DeViDe: Faceted medical knowledge for improved medical vision-language pre-training
Haozhe Luo, Ziyu Zhou, Corentin Royer, Anjany Sekuboyina, Bjoern Menze
TL;DR
DeViDe tackles the limited integration of medical knowledge in vision-language pre-training for chest X-rays by aggregating multi-source knowledge—radiographic descriptions from Radiopaedia, medical definitions, and preprocessed radiology reports—and aligning it with images at multiple granularities. The framework encodes images with ViT-B and textual knowledge with Med-KEBERT, using a knowledge retrieval module and cross-view fusion, optimized by a combination of $\mathcal{L}_{itc}$, $\mathcal{L}_{tnc}$, and $\mathcal{L}_{pta}$ losses, plus a $\mathcal{L}_{bce}$ term when applicable: $\mathcal{L} = \mathcal{L}_{bce} + \mathcal{L}_{itc} + \mathcal{L}_{tnc} + \alpha\mathcal{L}_{pta}$. The model is pretrained on MIMIC-CXRv2 and evaluated in zero-shot and finetuning regimes, achieving state-of-the-art results on several large-scale datasets and strong segmentation performance across diverse distributions, with notable gains on detailed radiographic findings. Qualitative analyses show precise visual grounding and sentence-level attention that reflect the correspondence between descriptions and image regions, supporting improved interpretability.
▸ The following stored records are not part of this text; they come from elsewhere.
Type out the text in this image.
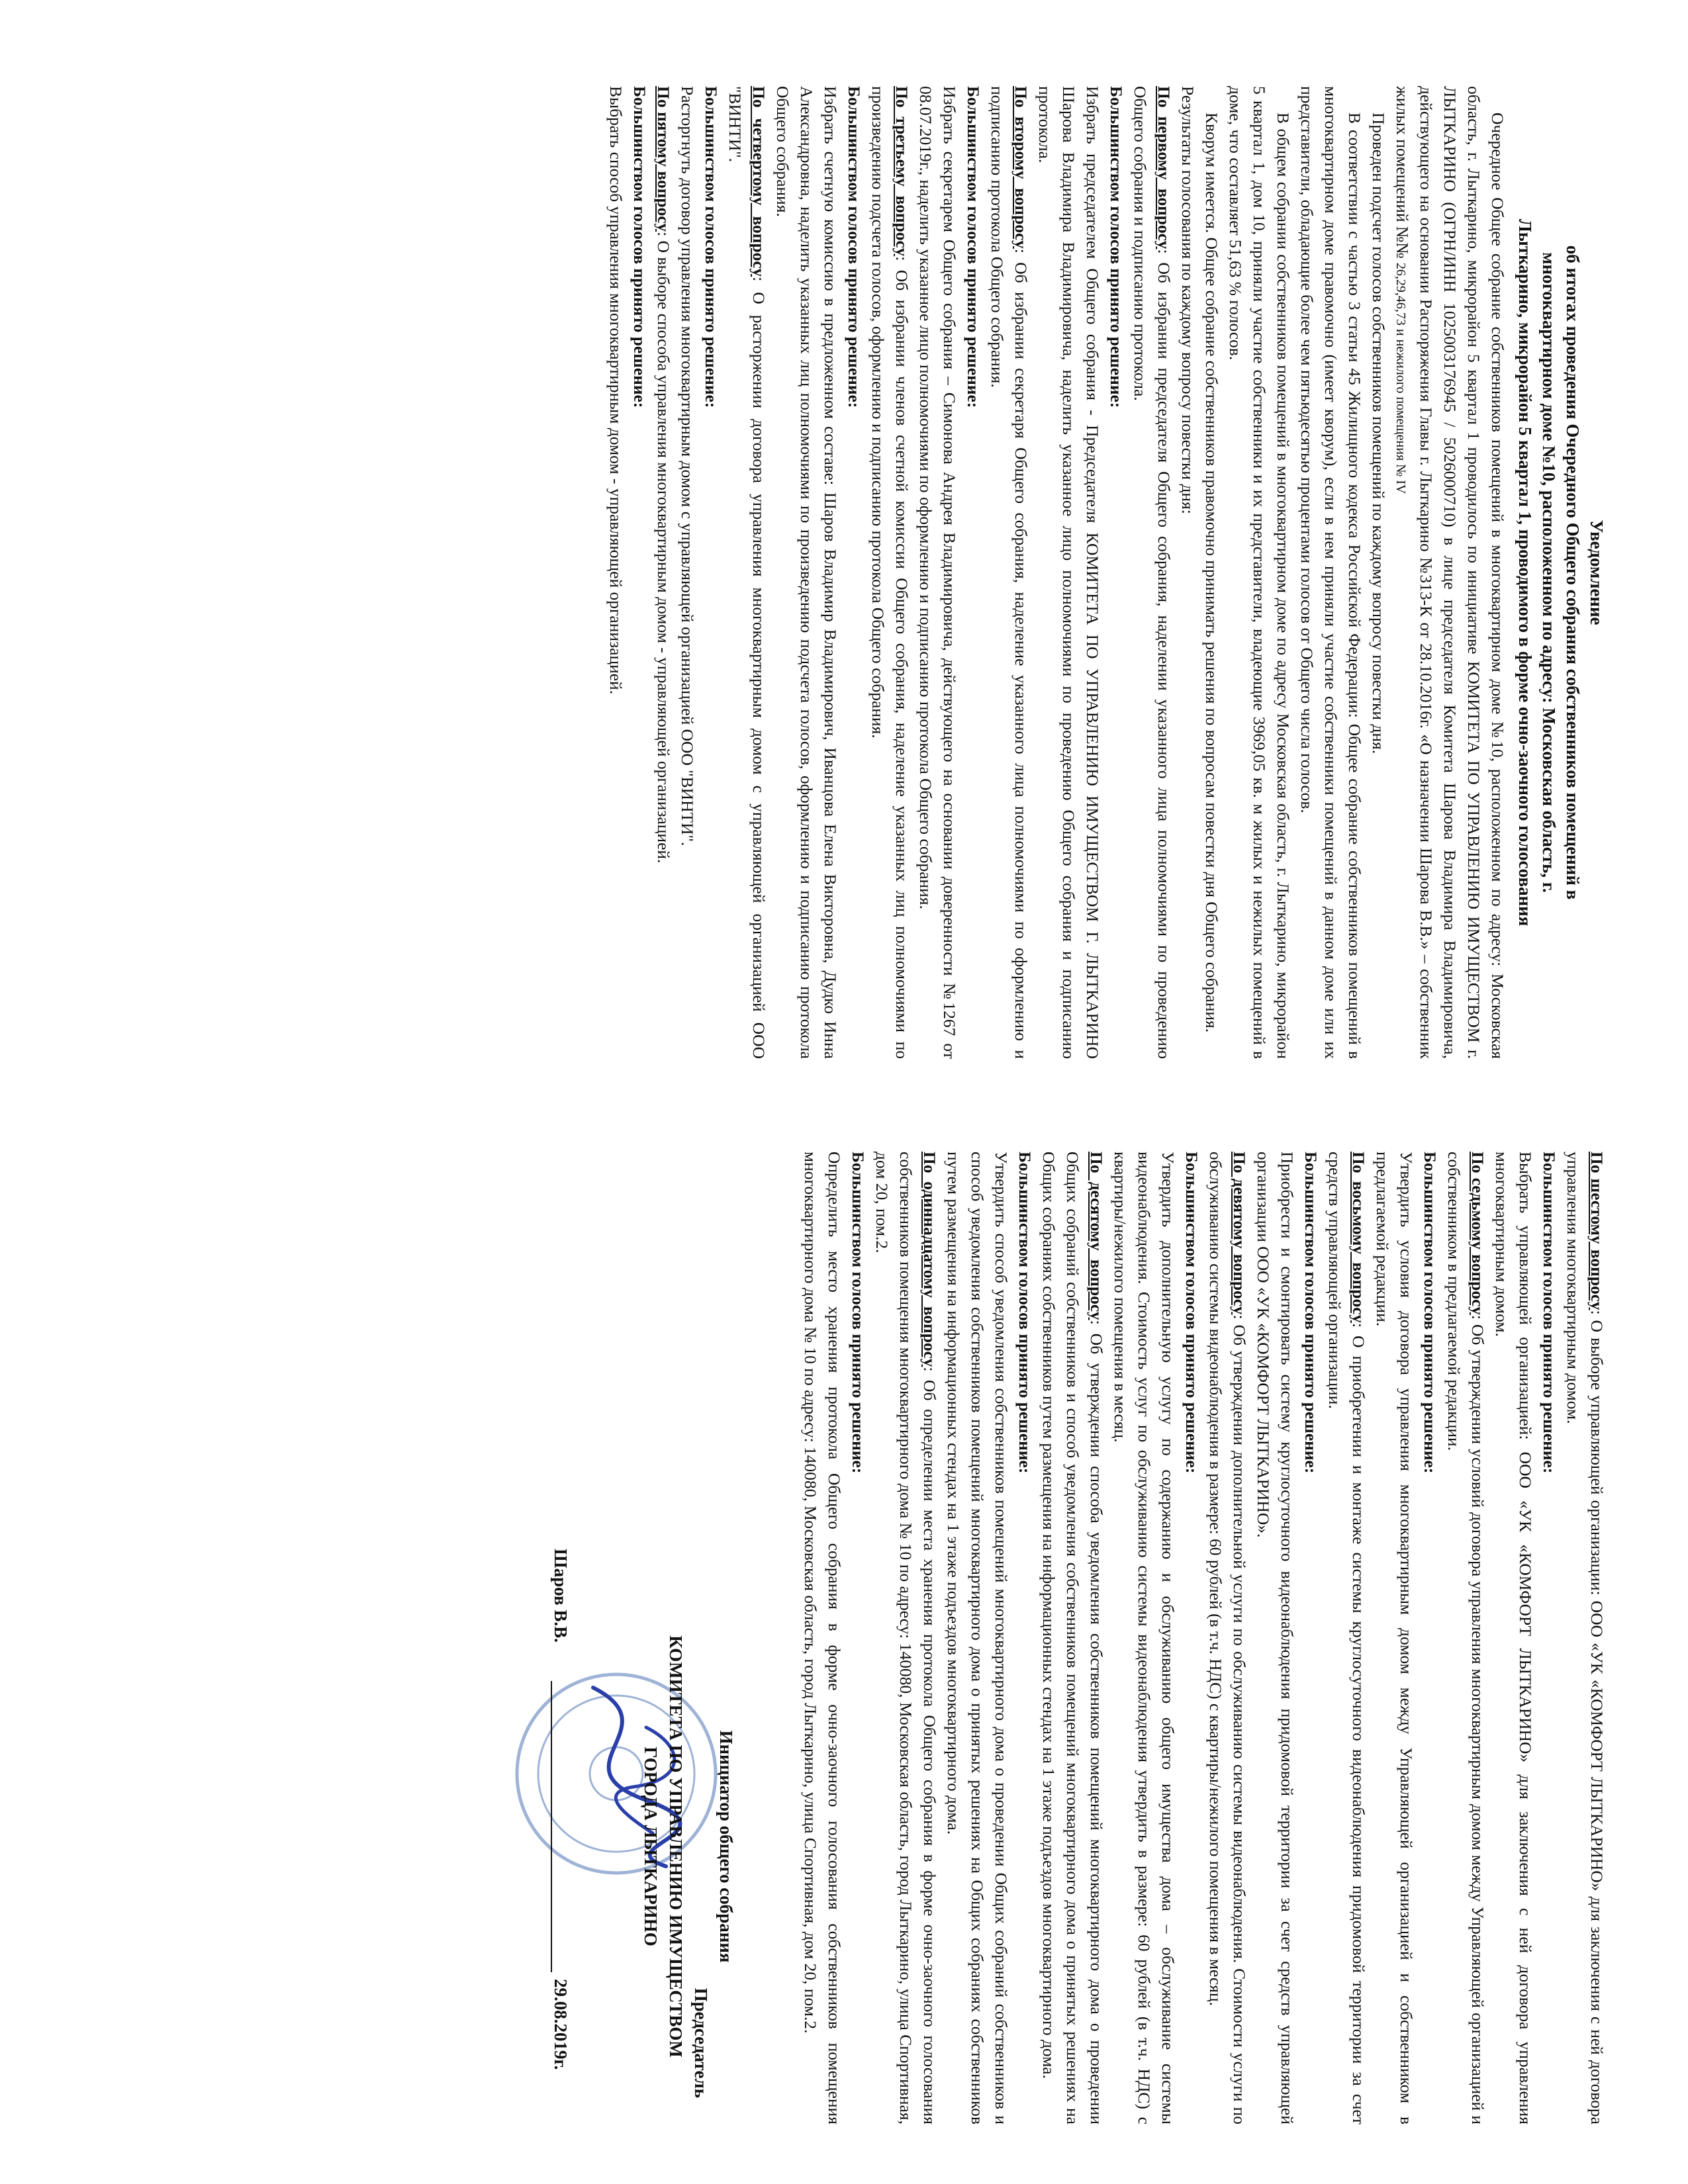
Уведомление
об итогах проведения Очередного Общего собрания собственников помещений в
многоквартирном доме №10, расположенном по адресу: Московская область, г.
Лыткарино, микрорайон 5 квартал 1, проводимого в форме очно-заочного голосования

Очередное Общее собрание собственников помещений в многоквартирном доме №10, расположенном по адресу: Московская область, г. Лыткарино, микрорайон 5 квартал 1 проводилось по инициативе КОМИТЕТА ПО УПРАВЛЕНИЮ ИМУЩЕСТВОМ г. ЛЫТКАРИНО (ОГРН/ИНН 1025003176945 / 5026000710) в лице председателя Комитета Шарова Владимира Владимировича, действующего на основании Распоряжения Главы г. Лыткарино №313-К от 28.10.2016г. «О назначении Шарова В.В.» – собственник жилых помещений №№ 26,29,46,73 и нежилого помещения № IV

Проведен подсчет голосов собственников помещений по каждому вопросу повестки дня.

В соответствии с частью 3 статьи 45 Жилищного кодекса Российской Федерации: Общее собрание собственников помещений в многоквартирном доме правомочно (имеет кворум), если в нем приняли участие собственники помещений в данном доме или их представители, обладающие более чем пятьюдесятью процентами голосов от Общего числа голосов.

В общем собрании собственников помещений в многоквартирном доме по адресу Московская область, г. Лыткарино, микрорайон 5 квартал 1, дом 10, приняли участие собственники и их представители, владеющие 3969,05 кв. м жилых и нежилых помещений в доме, что составляет 51,63 % голосов.

Кворум имеется. Общее собрание собственников правомочно принимать решения по вопросам повестки дня Общего собрания.

Результаты голосования по каждому вопросу повестки дня:

По первому вопросу: Об избрании председателя Общего собрания, наделении указанного лица полномочиями по проведению Общего собрания и подписанию протокола.

Большинством голосов принято решение:

Избрать председателем Общего собрания - Председателя КОМИТЕТА ПО УПРАВЛЕНИЮ ИМУЩЕСТВОМ Г. ЛЫТКАРИНО Шарова Владимира Владимировича, наделить указанное лицо полномочиями по проведению Общего собрания и подписанию протокола.

По второму вопросу: Об избрании секретаря Общего собрания, наделение указанного лица полномочиями по оформлению и подписанию протокола Общего собрания.

Большинством голосов принято решение:

Избрать секретарем Общего собрания – Симонова Андрея Владимировича, действующего на основании доверенности №1267 от 08.07.2019г., наделить указанное лицо полномочиями по оформлению и подписанию протокола Общего собрания.

По третьему вопросу: Об избрании членов счетной комиссии Общего собрания, наделение указанных лиц полномочиями по произведению подсчета голосов, оформлению и подписанию протокола Общего собрания.

Большинством голосов принято решение:

Избрать счетную комиссию в предложенном составе: Шаров Владимир Владимирович, Иванцова Елена Викторовна, Дудко Инна Александровна, наделить указанных лиц полномочиями по произведению подсчета голосов, оформлению и подписанию протокола Общего собрания.

По четвертому вопросу: О расторжении договора управления многоквартирным домом с управляющей организацией ООО "ВИНТИ".

Большинством голосов принято решение:

Расторгнуть договор управления многоквартирным домом с управляющей организацией ООО "ВИНТИ".

По пятому вопросу: О выборе способа управления многоквартирным домом - управляющей организацией.

Большинством голосов принято решение:

Выбрать способ управления многоквартирным домом - управляющей организацией.

По шестому вопросу: О выборе управляющей организации: ООО «УК «КОМФОРТ ЛЫТКАРИНО» для заключения с ней договора управления многоквартирным домом.

Большинством голосов принято решение:

Выбрать управляющей организацией: ООО «УК «КОМФОРТ ЛЫТКАРИНО» для заключения с ней договора управления многоквартирным домом.

По седьмому вопросу: Об утверждении условий договора управления многоквартирным домом между Управляющей организацией и собственником в предлагаемой редакции.

Большинством голосов принято решение:

Утвердить условия договора управления многоквартирным домом между Управляющей организацией и собственником в предлагаемой редакции.

По восьмому вопросу: О приобретении и монтаже системы круглосуточного видеонаблюдения придомовой территории за счет средств управляющей организации.

Большинством голосов принято решение:

Приобрести и смонтировать систему круглосуточного видеонаблюдения придомовой территории за счет средств управляющей организации ООО «УК «КОМФОРТ ЛЫТКАРИНО».

По девятому вопросу: Об утверждении дополнительной услуги по обслуживанию системы видеонаблюдения. Стоимости услуги по обслуживанию системы видеонаблюдения в размере: 60 рублей (в т.ч. НДС) с квартиры/нежилого помещения в месяц.

Большинством голосов принято решение:

Утвердить дополнительную услугу по содержанию и обслуживанию общего имущества дома – обслуживание системы видеонаблюдения. Стоимость услуг по обслуживанию системы видеонаблюдения утвердить в размере: 60 рублей (в т.ч. НДС) с квартиры/нежилого помещения в месяц.

По десятому вопросу: Об утверждении способа уведомления собственников помещений многоквартирного дома о проведении Общих собраний собственников и способ уведомления собственников помещений многоквартирного дома о принятых решениях на Общих собраниях собственников путем размещения на информационных стендах на 1 этаже подъездов многоквартирного дома.

Большинством голосов принято решение:

Утвердить способ уведомления собственников помещений многоквартирного дома о проведении Общих собраний собственников и способ уведомления собственников помещений многоквартирного дома о принятых решениях на Общих собраниях собственников путем размещения на информационных стендах на 1 этаже подъездов многоквартирного дома.

По одиннадцатому вопросу: Об определении места хранения протокола Общего собрания в форме очно-заочного голосования собственников помещения многоквартирного дома № 10 по адресу: 140080, Московская область, город Лыткарино, улица Спортивная, дом 20, пом.2.

Большинством голосов принято решение:

Определить место хранения протокола Общего собрания в форме очно-заочного голосования собственников помещения многоквартирного дома № 10 по адресу: 140080, Московская область, город Лыткарино, улица Спортивная, дом 20, пом.2.

Инициатор общего собрания
Председатель
КОМИТЕТА ПО УПРАВЛЕНИЮ ИМУЩЕСТВОМ
ГОРОДА ЛЫТКАРИНО
Шаров В.В.
29.08.2019г.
Overall, DeViDe demonstrates that leveraging multi-granularity medical knowledge during pre-training substantially enhances open-world disease detection and data efficiency in downstream tasks.
Abstract
Vision-language pre-training for chest X-rays has made significant strides, primarily by utilizing paired radiographs and radiology reports. However, existing approaches often face challenges in encoding medical knowledge effectively. While radiology reports provide insights into the current disease manifestation, medical definitions (as used by contemporary methods) tend to be overly abstract, creating a gap in knowledge. To address this, we propose DeViDe, a novel transformer-based method that leverages radiographic descriptions from the open web. These descriptions outline general visual characteristics of diseases in radiographs, and when combined with abstract definitions and radiology reports, provide a holistic snapshot of knowledge. DeViDe incorporates three key features for knowledge-augmented vision language alignment: First, a large-language model-based augmentation is employed to homogenise medical knowledge from diverse sources. Second, this knowledge is aligned with image information at various levels of granularity. Third, a novel projection layer is proposed to handle the complexity of aligning each image with multiple descriptions arising in a multi-label setting. In zero-shot settings, DeViDe performs comparably to fully supervised models on external datasets and achieves state-of-the-art results on three large-scale datasets. Additionally, fine-tuning DeViDe on four downstream tasks and six segmentation tasks showcases its superior performance across data from diverse distributions.